Regensburg. Die Fußfesseln kamen sofort ab. Der Geschäftsführer (64) eines Pflegedienstes aus dem Landkreis Neustadt/WN ist am Landgericht Regensburg zwar verurteilt worden - aber auf Bewährung.

Pflegedienstleiter Johann R. Landgericht Regensburg
Der ehemalige Leiter eines Pflegedienstes, Johann R., ist nach fünf Monaten Untersuchungshaft ein freier Mann. Links Verteidiger Michael Haizmann. Foto: Christine Ascherl

Nach fünf Monaten in Untersuchungshaft verließ der 64-Jährige das Justizgebäude in der Augustenstraße als freier Mann. Die Wirtschaftsstrafkammer unter Vorsitz von Richter Gerald Siegl verurteilte ihn wegen 51 Fällen des Vorenthaltens von Arbeitsentgelt. Die Kammer verhängte ein Jahr und acht Monate Haft und setzte diese zur Bewährung aus. Der Schaden zulasten dreier Krankenkassen beträgt etwa eine halbe Million Euro. Die ursprüngliche Anklage ist damit um die Hälfte der Schadenssumme eingedampft worden.

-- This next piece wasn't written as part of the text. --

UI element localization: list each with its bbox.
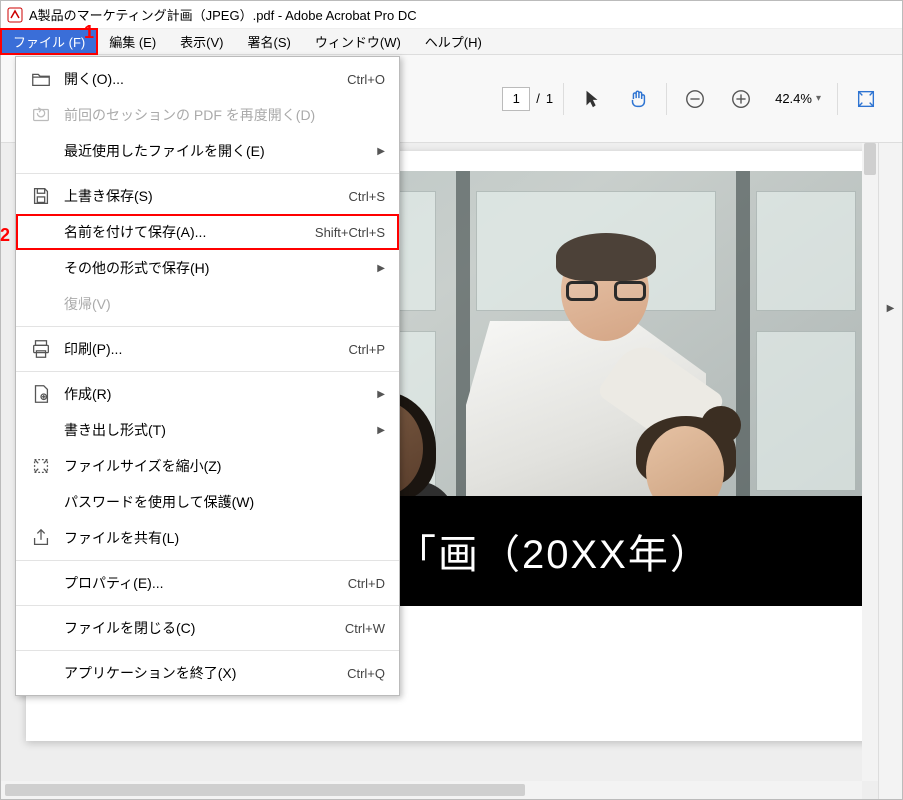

Gehaltsabrechnung rechtswidrig

Die Gefühle des Angeklagten und der anwesenden Zoll-Ermittler dürften sehr gegensätzlich ausgefallen sein. Der 64-Jährige war froh um die Freiheit, hatte aber bis zuletzt seine Unschuld beteuert und einen Freispruch gefordert. Die Zollbeamten begrüßten die Verurteilung, waren aber enttäuscht vom Strafmaß.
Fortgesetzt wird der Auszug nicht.